Что правда, то правда: золотой молодежи в армии уготован трибунат, с широкой полосой для сенаторов и узкой – для всадников; для тогата вроде меня служба – всегда формальность, дань традициям, ключ к эдилитету, претуре и консульству. Однако Вописк ошибается – из нервов и фибр вместо плоти свитый подобно плетеному колоссу друидов, бледный до последней мурриновой пестрины в лице Вописк.

– Начнем с того, что он мне не брат, и...

– Ну вы же понимаете – не бра-а-ат! – передразнит Бестия, и разговор потонет в общем хохоте, и перекинется на кровосмесительные анекдоты, и принудит Вописка терзаться еще жесточе. Я не терзаюсь – аррогаций в нашем семейном прошлом было достаточно, чтобы любые узы теперь – брачные, братские – стали в глаза людей и богов инцестом. Не терзаюсь и из-за скабрезной недомолвки, на кои богат несостоятельный в иных отношениях Бестия, – нам нечем заняться и некуда пойти, и не так уж неправ, думается мне, эвокат Фавст, который грозится, наставляя юного Сагитту в рукопашной, оборвать, чтоб неповадно было, «девичьи локоны», а его воспитателю – укоротить одежду до «нормальной мужской» долготы, и пусть потом Канина, десятнической своей властью, хоть всю оставшуюся жизнь ячменем его в назидание потчует – он, Фавст, жалеть ни о чем не будет!

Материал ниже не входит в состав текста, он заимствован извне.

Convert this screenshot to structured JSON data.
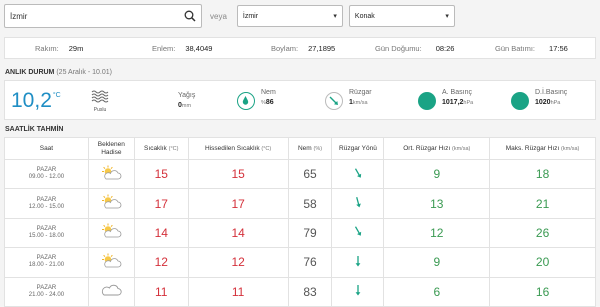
{
  "search": {
    "value": "İzmir",
    "or_label": "veya"
  },
  "selects": {
    "city": "İzmir",
    "district": "Konak"
  },
  "location": {
    "rakim_label": "Rakım:",
    "rakim": "29m",
    "enlem_label": "Enlem:",
    "enlem": "38,4049",
    "boylam_label": "Boylam:",
    "boylam": "27,1895",
    "sunrise_label": "Gün Doğumu:",
    "sunrise": "08:26",
    "sunset_label": "Gün Batımı:",
    "sunset": "17:56"
  },
  "now": {
    "title": "ANLIK DURUM",
    "date": "(25 Aralık - 10.01)",
    "temp": "10,2",
    "temp_unit": "°C",
    "condition": "Puslu",
    "rain_label": "Yağış",
    "rain_value": "0",
    "rain_unit": "mm",
    "humidity_label": "Nem",
    "humidity_prefix": "%",
    "humidity_value": "86",
    "wind_label": "Rüzgar",
    "wind_value": "1",
    "wind_unit": "km/sa",
    "pressure_label": "A. Basınç",
    "pressure_value": "1017,2",
    "pressure_unit": "hPa",
    "sea_pressure_label": "D.İ.Basınç",
    "sea_pressure_value": "1020",
    "sea_pressure_unit": "hPa",
    "accent": "#1f8ec4",
    "teal": "#1aa385"
  },
  "hourly": {
    "title": "SAATLİK TAHMİN",
    "headers": {
      "time": "Saat",
      "event": "Beklenen Hadise",
      "temp": "Sıcaklık",
      "temp_unit": "(°C)",
      "feels": "Hissedilen Sıcaklık",
      "feels_unit": "(°C)",
      "humidity": "Nem",
      "humidity_unit": "(%)",
      "wind_dir": "Rüzgar Yönü",
      "avg_wind": "Ort. Rüzgar Hızı",
      "avg_wind_unit": "(km/sa)",
      "max_wind": "Maks. Rüzgar Hızı",
      "max_wind_unit": "(km/sa)"
    },
    "rows": [
      {
        "day": "PAZAR",
        "time": "09.00 - 12.00",
        "icon": "partly-cloudy-icon",
        "temp": "15",
        "feels": "15",
        "humidity": "65",
        "wind_deg": 150,
        "avg_wind": "9",
        "max_wind": "18"
      },
      {
        "day": "PAZAR",
        "time": "12.00 - 15.00",
        "icon": "partly-cloudy-icon",
        "temp": "17",
        "feels": "17",
        "humidity": "58",
        "wind_deg": 165,
        "avg_wind": "13",
        "max_wind": "21"
      },
      {
        "day": "PAZAR",
        "time": "15.00 - 18.00",
        "icon": "partly-cloudy-icon",
        "temp": "14",
        "feels": "14",
        "humidity": "79",
        "wind_deg": 150,
        "avg_wind": "12",
        "max_wind": "26"
      },
      {
        "day": "PAZAR",
        "time": "18.00 - 21.00",
        "icon": "partly-cloudy-icon",
        "temp": "12",
        "feels": "12",
        "humidity": "76",
        "wind_deg": 180,
        "avg_wind": "9",
        "max_wind": "20"
      },
      {
        "day": "PAZAR",
        "time": "21.00 - 24.00",
        "icon": "cloudy-icon",
        "temp": "11",
        "feels": "11",
        "humidity": "83",
        "wind_deg": 180,
        "avg_wind": "6",
        "max_wind": "16"
      }
    ]
  }
}
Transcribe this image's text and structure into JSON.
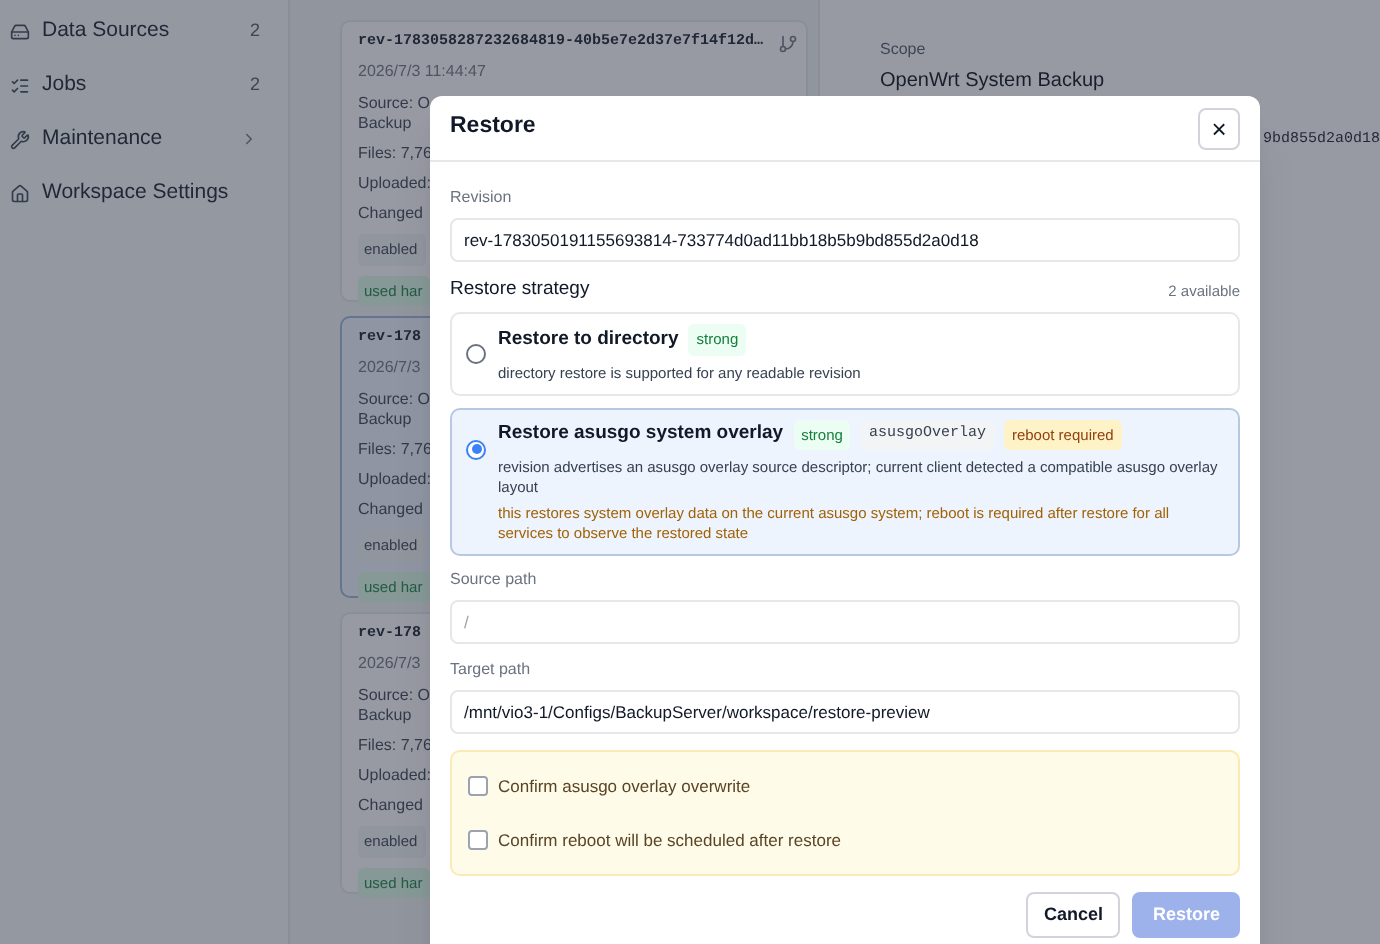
{
  "sidebar": {
    "items": [
      {
        "label": "Data Sources",
        "kind": "count",
        "count": "2"
      },
      {
        "label": "Jobs",
        "kind": "count",
        "count": "2"
      },
      {
        "label": "Maintenance",
        "kind": "group",
        "expanded": false
      },
      {
        "label": "Workspace Settings",
        "kind": "plain"
      }
    ]
  },
  "revisions": [
    {
      "id": "rev-1783058287232684819-40b5e7e2d37e7f14f12d…",
      "date": "2026/7/3 11:44:47",
      "link_icon": true,
      "selected": false,
      "lines": [
        "Source: O",
        "Backup",
        "Files: 7,76",
        "Uploaded:",
        "Changed"
      ],
      "tags": [
        {
          "label": "enabled",
          "kind": "neutral"
        },
        {
          "label": "used har",
          "kind": "success"
        }
      ]
    },
    {
      "id": "rev-178",
      "date": "2026/7/3",
      "selected": true,
      "lines": [
        "Source: O",
        "Backup",
        "Files: 7,76",
        "Uploaded:",
        "Changed"
      ],
      "tags": [
        {
          "label": "enabled",
          "kind": "neutral"
        },
        {
          "label": "used har",
          "kind": "success"
        }
      ]
    },
    {
      "id": "rev-178",
      "date": "2026/7/3",
      "selected": false,
      "lines": [
        "Source: O",
        "Backup",
        "Files: 7,76",
        "Uploaded:",
        "Changed"
      ],
      "tags": [
        {
          "label": "enabled",
          "kind": "neutral"
        },
        {
          "label": "used har",
          "kind": "success"
        }
      ]
    }
  ],
  "detail": {
    "fields": [
      {
        "label": "Scope",
        "value": "OpenWrt System Backup"
      }
    ],
    "revision_tail": "9bd855d2a0d18"
  },
  "dialog": {
    "title": "Restore",
    "close": "×",
    "revision": {
      "label": "Revision",
      "value": "rev-1783050191155693814-733774d0ad11bb18b5b9bd855d2a0d18"
    },
    "strategy": {
      "label": "Restore strategy",
      "count": "2 available",
      "options": [
        {
          "title": "Restore to directory",
          "selected": false,
          "badges": [
            {
              "label": "strong",
              "kind": "strong"
            }
          ],
          "description": "directory restore is supported for any readable revision"
        },
        {
          "title": "Restore asusgo system overlay",
          "selected": true,
          "badges": [
            {
              "label": "strong",
              "kind": "strong"
            },
            {
              "label": "asusgoOverlay",
              "kind": "code"
            },
            {
              "label": "reboot required",
              "kind": "warn"
            }
          ],
          "description": "revision advertises an asusgo overlay source descriptor; current client detected a compatible asusgo overlay layout",
          "note": "this restores system overlay data on the current asusgo system; reboot is required after restore for all services to observe the restored state"
        }
      ]
    },
    "source_path": {
      "label": "Source path",
      "placeholder": "/"
    },
    "target_path": {
      "label": "Target path",
      "value": "/mnt/vio3-1/Configs/BackupServer/workspace/restore-preview"
    },
    "confirmations": [
      {
        "label": "Confirm asusgo overlay overwrite",
        "checked": false
      },
      {
        "label": "Confirm reboot will be scheduled after restore",
        "checked": false
      }
    ],
    "buttons": {
      "cancel": "Cancel",
      "restore": {
        "label": "Restore",
        "disabled": true
      }
    }
  }
}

Вчера: Дивес, бродя поутру по мелководью, пальцами ног нащупывая мелкие монеты – от царских ассов до бедняцких оболов, доискивается наконец причин:

– Ты ему так и сказал, Най?! Так прямо и сказал, что он – бездарность?..

– Так прямо и сказал, – киваю я, углубляясь в реку выше по кровотечению. Но довела богоданного братца, а по совместительству – моего приемного отца, не прямота – довело его то, что я солгал. И даже не потрудился скрыть, что лгу.

И вот – полусырой костер, и жидкая – фашин не нарежешь! – осокоревая молодь вперемежку с тенями, и наспех слепленный из глинистой слякоти трибунал, где под сенью копья, коронованного пучком сена по образу и подобию древних знамен, ржавеют останки нашей бесславной арматуры, и сплошь в скользких, рыже-красных, свежеосвежеванных лужах форум, где стремительный, гибкокостый Сагитта на спор ловит стрелы, которые Гемелл, близнец-одиночка, заботливо надписывает, со значением проговаривая вслух каждое слово: «Ищу-у-у... за-а-адницу... Ти-и-ита!» Близнец-сирота перекрикивает легендой о маркоманском боге, которого по весне приносят в жертву, разя дротиками из омелы. «Ну вы же понимаете – из оме-е-елы!» – со значением тянет Гемелл под общий хохот, и поле ораторского сражения остается за ним.

Копье в боевой значок превратил Бестия. Чего в этом поступке больше – богобоязненности или кощунства, не скажет, наверное, и он сам.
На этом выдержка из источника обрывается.